Todd brought some Domaine de Roally Viré-Clessé Tradition, which manages to never, ever disappoint.  Despite its heritage as a white burgundy (albeit from a lesser known appellation), I always think this has a really pleasant mineral quality to it, no doubt a result of the vines being grown in a limestone-rich area.  Roally always explodes on the palate — lemon, toast, fleshy fruits, stone.  It’s subtle in its complexity, but there’s nothing subtle about how it lingers and continues to dole out flavor.  I’m always happier for having opened a bottle of this.

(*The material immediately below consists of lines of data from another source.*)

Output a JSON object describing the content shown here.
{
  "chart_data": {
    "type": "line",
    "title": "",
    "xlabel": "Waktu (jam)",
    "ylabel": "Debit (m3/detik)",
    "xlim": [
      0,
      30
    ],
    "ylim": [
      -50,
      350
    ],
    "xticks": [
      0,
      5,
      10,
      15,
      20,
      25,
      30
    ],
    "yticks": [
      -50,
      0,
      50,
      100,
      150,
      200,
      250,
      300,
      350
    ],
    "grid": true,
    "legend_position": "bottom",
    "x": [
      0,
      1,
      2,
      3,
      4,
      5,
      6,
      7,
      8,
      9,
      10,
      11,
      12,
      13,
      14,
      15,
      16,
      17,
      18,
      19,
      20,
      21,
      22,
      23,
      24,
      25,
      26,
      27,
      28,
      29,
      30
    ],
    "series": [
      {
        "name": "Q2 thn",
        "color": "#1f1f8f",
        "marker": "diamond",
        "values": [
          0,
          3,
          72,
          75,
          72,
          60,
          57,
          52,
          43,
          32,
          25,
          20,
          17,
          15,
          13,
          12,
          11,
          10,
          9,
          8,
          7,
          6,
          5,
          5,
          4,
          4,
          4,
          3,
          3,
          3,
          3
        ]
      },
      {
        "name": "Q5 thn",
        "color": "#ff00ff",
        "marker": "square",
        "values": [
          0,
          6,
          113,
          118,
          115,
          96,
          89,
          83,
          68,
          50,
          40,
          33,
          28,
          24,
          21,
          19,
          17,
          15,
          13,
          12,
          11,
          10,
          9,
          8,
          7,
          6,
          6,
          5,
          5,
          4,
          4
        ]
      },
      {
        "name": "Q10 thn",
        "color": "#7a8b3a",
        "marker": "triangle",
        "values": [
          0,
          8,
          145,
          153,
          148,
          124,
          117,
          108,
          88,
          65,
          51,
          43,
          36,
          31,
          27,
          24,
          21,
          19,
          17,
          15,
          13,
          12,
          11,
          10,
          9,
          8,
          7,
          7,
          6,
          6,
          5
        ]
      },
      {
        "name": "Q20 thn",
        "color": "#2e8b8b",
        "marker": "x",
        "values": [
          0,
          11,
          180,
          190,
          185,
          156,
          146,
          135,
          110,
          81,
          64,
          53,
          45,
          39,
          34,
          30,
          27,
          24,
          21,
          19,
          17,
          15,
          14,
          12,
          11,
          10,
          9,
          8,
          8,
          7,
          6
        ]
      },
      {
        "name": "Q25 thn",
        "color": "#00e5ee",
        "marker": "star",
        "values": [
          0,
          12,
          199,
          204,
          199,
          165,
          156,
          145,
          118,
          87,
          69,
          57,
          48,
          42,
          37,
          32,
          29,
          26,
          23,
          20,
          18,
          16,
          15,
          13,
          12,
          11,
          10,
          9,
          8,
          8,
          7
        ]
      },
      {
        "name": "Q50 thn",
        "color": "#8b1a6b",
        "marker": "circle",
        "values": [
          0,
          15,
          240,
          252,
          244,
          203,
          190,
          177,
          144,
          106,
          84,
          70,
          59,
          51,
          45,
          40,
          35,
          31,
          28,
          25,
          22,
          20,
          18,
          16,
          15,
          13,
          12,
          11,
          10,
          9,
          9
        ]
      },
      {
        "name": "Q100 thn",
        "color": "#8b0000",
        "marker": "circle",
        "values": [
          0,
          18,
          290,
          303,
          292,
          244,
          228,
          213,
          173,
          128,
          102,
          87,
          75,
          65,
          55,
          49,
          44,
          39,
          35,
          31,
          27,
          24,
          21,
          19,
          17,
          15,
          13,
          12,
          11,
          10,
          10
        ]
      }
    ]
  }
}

We also got into a bottle of Paolo Bea’s 2006 San Valentino, brought to us by reliable wine importer Neal Rosenthal.  Located in the central Italian region of Umbria, Bea makes some of the best wine I’ve ever had.  This bottle in particular is something of a treat since it normally would retail for double what I paid.  This particular bottle was rejected by the Italian wine police, who didn’t allow Bea the DOC label because the wine wasn’t deeply enough colored and because it was showing a bit of oxidative brown. He released it as an IGT, and I’ve now plowed through three bottles.  This, like the previous two, was excellent.  Unlike its “big brother” flagship wine from Bea, this bottling is very soft throughout the whole glass without quite as much tannic power as Bea’s bigger wines.  Still, it’s remarkably complex — cherries and red currants, very floral nose, and layers of herbs and spice, something it very much shares in common with the other Bea wines I’ve had.  The predominant grape in this wine is Sangiovese, but italso has Sagrantino and Montepulciano.  This producer makes wines that can hold themselves up and age for a bit, impossibly layered, but that are also every bit as fun to drink as a ripe, acidic natural wine.

And have fun drinking it, we did.

Posted in GUD Blog | Tagged , , , , | 3 Comments

A Queen of Italy

La Ca Nova Barbaresco

Everything old is new again, and the milkman of yesterday have been reborn in the form of Detroit wine aficionado Putnam Weekley. In lieu of bottles of milk, Putnam is delivering bottles of wine as part of his new “Detroit Wine Truck” effort.

One week in to his delivery service, he’s done a number of interesting wine packages already, and the one I opted to try the first time around was the “Kings of Italy” consisting of a 2004 La Ca’ Nova Barbaresco and a 2007 Sant’Antimo “La Palazzetta” from Flavio Fanti.

Tonight, I opened the Barbaresco.

It’s smooth and refined, a bit more so than I expected. The nose is perfumy and pretty — like most barbaresco, it’s got a very feminine quality about it. The lightness is pushed aside by a potent prick of pepper. That shows strongly on the palate, where it’s tight, peppery, and astringent, but despite the tannins and at 13.5% abv, it’s a light and joyful wine, and there’s a real elegance to it. Some cherry and kind of a rose hip tea flavor. In 3 or 4 years, this might be the perfect Valentine’s Day wine.

Putnam wrote some suggestions for drinking the wine in a brief note that accompanied the two bottles. One of them was to fall more in love. I imagine that advice accompanied all the wines, but it seems particularly appropriate for this bottle.